6. After hitting a five-decade high in 2011, the homeownership rate in Ontario is expected to “flatten or decline in the next 10 years.” Affordability issues, higher interest rates and stricter mortgage policies are all expected to contribute to this trend.

7. By mid-2017, the cost disparity between owning and renting in the GTA remained at its highest level in more than five years.

8. On the rental supply side, purpose-built rental development reached its highest level since the 80s in both Ontario and the GTA. However, after the new rent control measures were unveiled as part of the province’s Fair Housing Plan, the rate at which new purpose-built rental buildings were proposed slowed when compared to previous quarters, with some projects originally proposed as rental even indicating a change to condominium.
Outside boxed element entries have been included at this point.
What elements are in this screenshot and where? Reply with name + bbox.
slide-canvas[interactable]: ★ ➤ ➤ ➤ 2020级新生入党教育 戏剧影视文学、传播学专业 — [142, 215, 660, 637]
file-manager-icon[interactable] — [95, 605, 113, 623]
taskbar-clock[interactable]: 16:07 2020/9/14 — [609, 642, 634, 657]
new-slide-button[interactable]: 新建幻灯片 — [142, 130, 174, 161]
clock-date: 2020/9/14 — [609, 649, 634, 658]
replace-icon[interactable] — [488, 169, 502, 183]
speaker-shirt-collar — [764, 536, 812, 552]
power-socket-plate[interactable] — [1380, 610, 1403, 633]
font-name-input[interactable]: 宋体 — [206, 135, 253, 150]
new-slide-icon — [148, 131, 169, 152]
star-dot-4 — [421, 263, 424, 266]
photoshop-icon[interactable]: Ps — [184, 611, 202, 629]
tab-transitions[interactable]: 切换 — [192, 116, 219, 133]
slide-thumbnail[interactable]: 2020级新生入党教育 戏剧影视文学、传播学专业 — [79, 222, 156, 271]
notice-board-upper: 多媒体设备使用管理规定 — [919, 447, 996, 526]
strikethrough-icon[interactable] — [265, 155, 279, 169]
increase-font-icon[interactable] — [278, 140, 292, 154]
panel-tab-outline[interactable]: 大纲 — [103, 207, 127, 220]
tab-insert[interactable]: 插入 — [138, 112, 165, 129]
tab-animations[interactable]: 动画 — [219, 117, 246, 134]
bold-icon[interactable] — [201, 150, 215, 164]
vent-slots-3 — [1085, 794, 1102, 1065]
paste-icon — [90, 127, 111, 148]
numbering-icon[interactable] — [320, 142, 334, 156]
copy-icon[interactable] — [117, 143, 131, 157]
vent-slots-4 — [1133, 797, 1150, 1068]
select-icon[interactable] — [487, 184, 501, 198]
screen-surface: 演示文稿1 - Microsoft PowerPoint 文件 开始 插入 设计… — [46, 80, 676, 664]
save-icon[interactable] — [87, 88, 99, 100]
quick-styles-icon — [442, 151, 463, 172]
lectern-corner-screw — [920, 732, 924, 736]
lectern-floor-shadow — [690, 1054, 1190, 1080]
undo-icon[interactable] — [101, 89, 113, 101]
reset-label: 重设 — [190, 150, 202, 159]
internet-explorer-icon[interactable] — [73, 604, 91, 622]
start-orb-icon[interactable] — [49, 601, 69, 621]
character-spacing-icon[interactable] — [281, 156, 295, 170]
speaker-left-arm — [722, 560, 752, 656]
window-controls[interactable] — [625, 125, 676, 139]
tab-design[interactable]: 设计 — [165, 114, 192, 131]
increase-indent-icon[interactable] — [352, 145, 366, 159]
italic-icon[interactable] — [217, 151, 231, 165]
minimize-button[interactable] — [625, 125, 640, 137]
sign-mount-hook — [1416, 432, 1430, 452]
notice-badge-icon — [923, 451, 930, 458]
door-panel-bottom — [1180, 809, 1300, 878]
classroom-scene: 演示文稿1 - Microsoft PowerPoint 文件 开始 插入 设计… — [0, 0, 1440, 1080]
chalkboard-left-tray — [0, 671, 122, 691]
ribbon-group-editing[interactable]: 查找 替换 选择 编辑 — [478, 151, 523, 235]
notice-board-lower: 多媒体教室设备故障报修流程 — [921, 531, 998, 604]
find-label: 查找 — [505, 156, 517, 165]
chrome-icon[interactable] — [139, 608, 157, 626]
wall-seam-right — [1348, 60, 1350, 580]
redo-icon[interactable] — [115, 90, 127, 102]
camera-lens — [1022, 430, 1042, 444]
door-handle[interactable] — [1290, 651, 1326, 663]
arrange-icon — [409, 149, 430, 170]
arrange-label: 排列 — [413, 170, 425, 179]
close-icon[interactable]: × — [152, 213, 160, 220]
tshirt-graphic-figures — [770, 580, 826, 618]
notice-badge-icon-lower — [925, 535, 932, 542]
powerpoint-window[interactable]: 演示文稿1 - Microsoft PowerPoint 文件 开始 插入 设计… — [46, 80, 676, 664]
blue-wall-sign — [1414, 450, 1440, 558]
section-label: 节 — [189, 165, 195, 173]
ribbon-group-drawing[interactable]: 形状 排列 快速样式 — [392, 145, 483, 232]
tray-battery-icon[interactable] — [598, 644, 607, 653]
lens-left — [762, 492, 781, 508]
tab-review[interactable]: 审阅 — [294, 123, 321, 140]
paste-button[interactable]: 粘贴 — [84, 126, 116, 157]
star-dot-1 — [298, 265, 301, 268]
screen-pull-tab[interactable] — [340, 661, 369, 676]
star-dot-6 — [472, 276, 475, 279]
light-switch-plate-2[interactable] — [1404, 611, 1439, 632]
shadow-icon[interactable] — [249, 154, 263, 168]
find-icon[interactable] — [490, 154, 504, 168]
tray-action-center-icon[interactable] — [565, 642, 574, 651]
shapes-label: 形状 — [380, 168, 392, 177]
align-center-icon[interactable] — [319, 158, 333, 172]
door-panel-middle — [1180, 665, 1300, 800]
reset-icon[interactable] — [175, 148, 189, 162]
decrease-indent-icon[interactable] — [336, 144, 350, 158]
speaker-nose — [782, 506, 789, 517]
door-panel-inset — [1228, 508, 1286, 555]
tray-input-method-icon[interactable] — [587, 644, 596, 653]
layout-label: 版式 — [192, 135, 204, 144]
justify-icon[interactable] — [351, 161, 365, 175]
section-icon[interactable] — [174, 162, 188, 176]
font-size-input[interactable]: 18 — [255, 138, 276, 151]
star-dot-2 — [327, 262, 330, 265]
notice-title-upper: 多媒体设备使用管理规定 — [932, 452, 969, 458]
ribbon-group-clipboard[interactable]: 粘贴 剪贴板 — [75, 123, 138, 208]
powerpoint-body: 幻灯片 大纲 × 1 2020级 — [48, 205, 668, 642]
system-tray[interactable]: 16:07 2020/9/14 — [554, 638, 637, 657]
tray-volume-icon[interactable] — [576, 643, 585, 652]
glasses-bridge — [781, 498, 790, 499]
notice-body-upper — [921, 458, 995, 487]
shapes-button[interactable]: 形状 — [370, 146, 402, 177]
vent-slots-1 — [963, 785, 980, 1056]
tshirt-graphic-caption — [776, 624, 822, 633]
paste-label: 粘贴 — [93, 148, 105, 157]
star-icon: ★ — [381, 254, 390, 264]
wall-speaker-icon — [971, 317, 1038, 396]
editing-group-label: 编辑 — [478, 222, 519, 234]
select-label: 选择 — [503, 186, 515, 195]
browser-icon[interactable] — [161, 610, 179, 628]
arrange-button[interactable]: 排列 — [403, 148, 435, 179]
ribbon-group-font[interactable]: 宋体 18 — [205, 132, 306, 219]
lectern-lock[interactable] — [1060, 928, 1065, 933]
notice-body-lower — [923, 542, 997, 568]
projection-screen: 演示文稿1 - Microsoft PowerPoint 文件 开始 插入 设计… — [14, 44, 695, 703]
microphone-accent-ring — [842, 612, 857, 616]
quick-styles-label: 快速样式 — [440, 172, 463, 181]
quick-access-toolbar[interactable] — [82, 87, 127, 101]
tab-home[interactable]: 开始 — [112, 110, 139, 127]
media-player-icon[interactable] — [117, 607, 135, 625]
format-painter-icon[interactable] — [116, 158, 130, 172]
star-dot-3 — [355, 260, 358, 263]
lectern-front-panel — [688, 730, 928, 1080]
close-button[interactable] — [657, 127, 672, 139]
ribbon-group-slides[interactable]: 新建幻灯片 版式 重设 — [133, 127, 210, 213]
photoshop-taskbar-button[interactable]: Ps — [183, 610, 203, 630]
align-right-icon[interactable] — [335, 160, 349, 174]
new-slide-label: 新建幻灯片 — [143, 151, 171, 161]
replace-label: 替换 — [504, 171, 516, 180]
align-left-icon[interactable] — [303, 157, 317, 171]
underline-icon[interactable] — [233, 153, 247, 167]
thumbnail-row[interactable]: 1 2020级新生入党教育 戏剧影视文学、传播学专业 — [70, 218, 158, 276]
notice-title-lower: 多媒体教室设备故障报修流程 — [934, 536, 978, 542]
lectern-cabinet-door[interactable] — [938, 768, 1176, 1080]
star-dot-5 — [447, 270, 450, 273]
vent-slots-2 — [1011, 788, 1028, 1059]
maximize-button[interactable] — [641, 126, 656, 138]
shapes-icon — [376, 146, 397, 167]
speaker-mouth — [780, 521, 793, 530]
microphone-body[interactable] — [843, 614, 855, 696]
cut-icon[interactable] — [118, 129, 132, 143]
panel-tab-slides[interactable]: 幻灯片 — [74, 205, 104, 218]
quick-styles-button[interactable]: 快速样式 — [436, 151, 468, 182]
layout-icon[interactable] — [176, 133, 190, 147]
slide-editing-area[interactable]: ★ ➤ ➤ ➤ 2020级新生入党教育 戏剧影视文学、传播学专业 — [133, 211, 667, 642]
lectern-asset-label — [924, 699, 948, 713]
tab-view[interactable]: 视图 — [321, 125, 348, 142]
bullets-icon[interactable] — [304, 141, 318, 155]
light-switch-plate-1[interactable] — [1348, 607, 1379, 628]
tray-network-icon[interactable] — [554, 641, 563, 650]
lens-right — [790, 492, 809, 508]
9. On the rental demand side, the report forecasts that rental demand will outweigh supply by approximately 57,500 units over a 10-year period, or 5,750 units per year. This unit total “does not necessarily represent the level of additional rental development required to bring the market into a state of balance, but rather represents a level that keeps conditions from worsening over time.”

10. There is only one rental unit under construction per 1,000 GTA residents. In Vancouver, the ratio is over three rental units while in Montreal, it’s two units.

11. According to the report, rental starts need to double immediately and eventually triple from current levels just to satisfy demand.